La proposta dei Cult Of Luna non è però immediatamente digeribile: sebbene più “leggero” di “The Beyond”, “Salvation” può risultare un po’ ostico a un primo ascolto, disorientante, e per questo necessita dunque di pazienza e dedizione, ma ne vale davvero la pena. Ci sono dei pezzi che fanno della ripetitività, delle strutture tra loro molto simili, delle partiture liquide e fluide che d’improvviso si fanno rocciose e massicce, il loro valore principale. “Leave Me Here” è un fiume in piena che logora, con il suo scorrere incessante, anche le rocce più resistenti, e se pare affievolirsi nella sua metà è solo un momento di quiete, un passaggio meditativo che si ripeterà più volte lungo il pezzo, necessario al processo di costruzione-destrutturazione che sta alla base della composizione. “Adrift” pare essere stata composta per svettare sulle altre in termini qualitativi: titanica e imponente, ha la stessa materiale possenza dei ruderi di un castello arroccato in cima a una rupe a picco sul mare. Come tutti gli altri pezzi vive di contrapposizioni, di echi, è ondivaga e ammaliante, creata attorno a passaggi melodico-ritmici ipnotici che sembrano protrarsi all’infinito (si veda a tal proposito la sua parte centrale), e i sette minuti scarsi che la compongono paiono portarsi dietro uno spettro di emozioni vastissimo, come quelle percepite durante un lungo viaggio. La pausa meditativa di “Crossing Over” serve da frangiflutti in attesa dei dieci minuti di “Into The Beyond”, summa del pensiero degli svedesi e apoteosi delle soluzioni stilistiche da loro impiegate in questo album.
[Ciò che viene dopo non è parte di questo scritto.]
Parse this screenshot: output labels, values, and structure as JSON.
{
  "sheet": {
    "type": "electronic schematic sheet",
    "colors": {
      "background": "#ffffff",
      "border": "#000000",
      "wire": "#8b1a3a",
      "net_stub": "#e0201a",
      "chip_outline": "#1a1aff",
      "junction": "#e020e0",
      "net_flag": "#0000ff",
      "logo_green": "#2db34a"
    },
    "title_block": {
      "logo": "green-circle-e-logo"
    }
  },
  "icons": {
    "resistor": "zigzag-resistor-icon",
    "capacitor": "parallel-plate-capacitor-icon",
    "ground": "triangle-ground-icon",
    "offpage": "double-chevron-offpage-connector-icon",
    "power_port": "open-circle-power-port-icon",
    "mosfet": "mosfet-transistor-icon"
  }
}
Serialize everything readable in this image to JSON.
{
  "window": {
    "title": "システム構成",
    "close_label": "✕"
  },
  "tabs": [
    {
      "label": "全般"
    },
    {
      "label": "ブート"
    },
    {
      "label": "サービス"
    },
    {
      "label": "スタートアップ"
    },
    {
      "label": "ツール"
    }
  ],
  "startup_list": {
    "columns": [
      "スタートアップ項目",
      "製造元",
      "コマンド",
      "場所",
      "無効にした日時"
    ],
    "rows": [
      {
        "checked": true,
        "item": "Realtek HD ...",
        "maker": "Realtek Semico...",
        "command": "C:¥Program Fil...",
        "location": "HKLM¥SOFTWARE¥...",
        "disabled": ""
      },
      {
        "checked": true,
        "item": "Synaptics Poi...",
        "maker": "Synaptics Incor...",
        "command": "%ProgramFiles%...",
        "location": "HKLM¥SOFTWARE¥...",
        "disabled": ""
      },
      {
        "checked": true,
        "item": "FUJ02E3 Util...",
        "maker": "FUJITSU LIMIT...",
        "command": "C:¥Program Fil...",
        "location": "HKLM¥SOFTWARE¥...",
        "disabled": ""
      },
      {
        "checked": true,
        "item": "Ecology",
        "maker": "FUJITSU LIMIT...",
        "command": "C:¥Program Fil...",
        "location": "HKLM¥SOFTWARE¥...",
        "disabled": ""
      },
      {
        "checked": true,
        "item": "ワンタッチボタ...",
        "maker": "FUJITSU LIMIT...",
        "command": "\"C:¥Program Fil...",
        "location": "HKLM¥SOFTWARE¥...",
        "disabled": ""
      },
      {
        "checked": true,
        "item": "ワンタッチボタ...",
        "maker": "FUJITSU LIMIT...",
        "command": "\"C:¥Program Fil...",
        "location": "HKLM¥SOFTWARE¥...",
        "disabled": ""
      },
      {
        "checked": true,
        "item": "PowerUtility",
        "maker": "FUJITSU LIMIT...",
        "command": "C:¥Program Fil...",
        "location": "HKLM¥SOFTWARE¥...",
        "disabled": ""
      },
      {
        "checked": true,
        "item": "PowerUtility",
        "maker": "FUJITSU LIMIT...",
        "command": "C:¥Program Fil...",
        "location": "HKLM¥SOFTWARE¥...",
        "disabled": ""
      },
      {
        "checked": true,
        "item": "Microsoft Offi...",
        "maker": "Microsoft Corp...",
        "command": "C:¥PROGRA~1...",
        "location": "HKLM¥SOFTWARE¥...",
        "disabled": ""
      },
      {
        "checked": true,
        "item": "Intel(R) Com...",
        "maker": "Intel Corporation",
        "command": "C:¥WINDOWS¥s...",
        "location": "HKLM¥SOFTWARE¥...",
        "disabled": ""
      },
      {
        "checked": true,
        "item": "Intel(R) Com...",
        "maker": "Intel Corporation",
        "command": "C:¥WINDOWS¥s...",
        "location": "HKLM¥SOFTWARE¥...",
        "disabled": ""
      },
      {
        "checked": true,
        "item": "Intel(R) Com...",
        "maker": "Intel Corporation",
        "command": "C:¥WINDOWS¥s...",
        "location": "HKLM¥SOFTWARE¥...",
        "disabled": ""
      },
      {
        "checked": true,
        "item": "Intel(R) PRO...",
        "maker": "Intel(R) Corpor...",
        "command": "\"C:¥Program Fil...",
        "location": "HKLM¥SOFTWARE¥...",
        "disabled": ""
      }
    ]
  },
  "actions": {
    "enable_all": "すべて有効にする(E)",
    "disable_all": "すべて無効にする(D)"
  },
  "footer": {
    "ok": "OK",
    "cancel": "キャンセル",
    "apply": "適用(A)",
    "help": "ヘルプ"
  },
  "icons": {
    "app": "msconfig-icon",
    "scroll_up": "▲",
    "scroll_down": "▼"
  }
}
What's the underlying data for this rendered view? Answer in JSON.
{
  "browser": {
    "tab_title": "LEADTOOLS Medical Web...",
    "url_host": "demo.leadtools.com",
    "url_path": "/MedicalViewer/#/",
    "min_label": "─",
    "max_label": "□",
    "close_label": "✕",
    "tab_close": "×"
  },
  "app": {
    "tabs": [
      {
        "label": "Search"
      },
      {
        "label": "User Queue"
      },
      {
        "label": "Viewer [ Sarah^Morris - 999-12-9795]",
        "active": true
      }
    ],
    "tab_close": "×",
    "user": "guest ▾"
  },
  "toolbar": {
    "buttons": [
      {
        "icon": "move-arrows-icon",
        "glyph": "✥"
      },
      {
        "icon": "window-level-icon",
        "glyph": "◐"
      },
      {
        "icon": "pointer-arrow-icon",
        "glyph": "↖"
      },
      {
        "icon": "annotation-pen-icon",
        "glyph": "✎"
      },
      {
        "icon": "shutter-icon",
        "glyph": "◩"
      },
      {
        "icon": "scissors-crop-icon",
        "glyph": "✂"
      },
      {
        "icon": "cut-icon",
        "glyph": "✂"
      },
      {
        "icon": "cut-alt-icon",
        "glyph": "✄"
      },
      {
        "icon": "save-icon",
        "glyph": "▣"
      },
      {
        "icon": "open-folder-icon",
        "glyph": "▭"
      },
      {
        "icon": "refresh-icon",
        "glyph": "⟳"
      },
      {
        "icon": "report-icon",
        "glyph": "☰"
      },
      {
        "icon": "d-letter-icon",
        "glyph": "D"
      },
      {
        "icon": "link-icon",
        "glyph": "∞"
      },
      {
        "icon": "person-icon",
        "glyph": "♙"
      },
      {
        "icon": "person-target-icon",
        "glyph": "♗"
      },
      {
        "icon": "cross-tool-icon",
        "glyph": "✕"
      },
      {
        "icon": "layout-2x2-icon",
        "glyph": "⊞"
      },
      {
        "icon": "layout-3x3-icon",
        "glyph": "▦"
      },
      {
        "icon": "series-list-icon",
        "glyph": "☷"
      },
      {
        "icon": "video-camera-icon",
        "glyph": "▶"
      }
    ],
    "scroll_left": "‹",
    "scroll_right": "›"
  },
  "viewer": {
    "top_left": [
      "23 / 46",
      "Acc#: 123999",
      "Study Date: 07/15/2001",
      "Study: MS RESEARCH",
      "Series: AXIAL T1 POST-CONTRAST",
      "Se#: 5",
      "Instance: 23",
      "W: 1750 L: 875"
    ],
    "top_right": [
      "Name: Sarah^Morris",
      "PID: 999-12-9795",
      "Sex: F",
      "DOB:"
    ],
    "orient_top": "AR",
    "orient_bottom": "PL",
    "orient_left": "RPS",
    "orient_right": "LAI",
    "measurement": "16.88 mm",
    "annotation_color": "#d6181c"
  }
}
I Cult Of Luna sono tra i migliori in quello che fanno, ora più che mai visto lo scioglimento degli Isis, con i quali hanno più di un punto in comune (anche e soprattutto a livello tematico). Proprio a tal riguardo meritano particolare attenzione i testi delle canzoni dei Nostri (non solo quelli presenti in questo disco), sempre così profondi, spirituali e meditativi, in perfetta simbiosi con la loro musica. Il viaggio che ci propongono con questo “Salvation” è un po’ una sorta di salto nel vuoto, un vuoto vago e indefinito, un candore innaturale e etereo, un “oltre” che sa di rinascita e insieme di morte, ad ogni modo una salvezza dal materiale e talvolta sin troppo inumano mondo nel quale viviamo. Un concetto bel esemplificato da una frase tratta dal disco, splendido pensiero a chiusura di questo viaggio: “So I take a step into the first morning light. I have found the truth, my end and salvation”.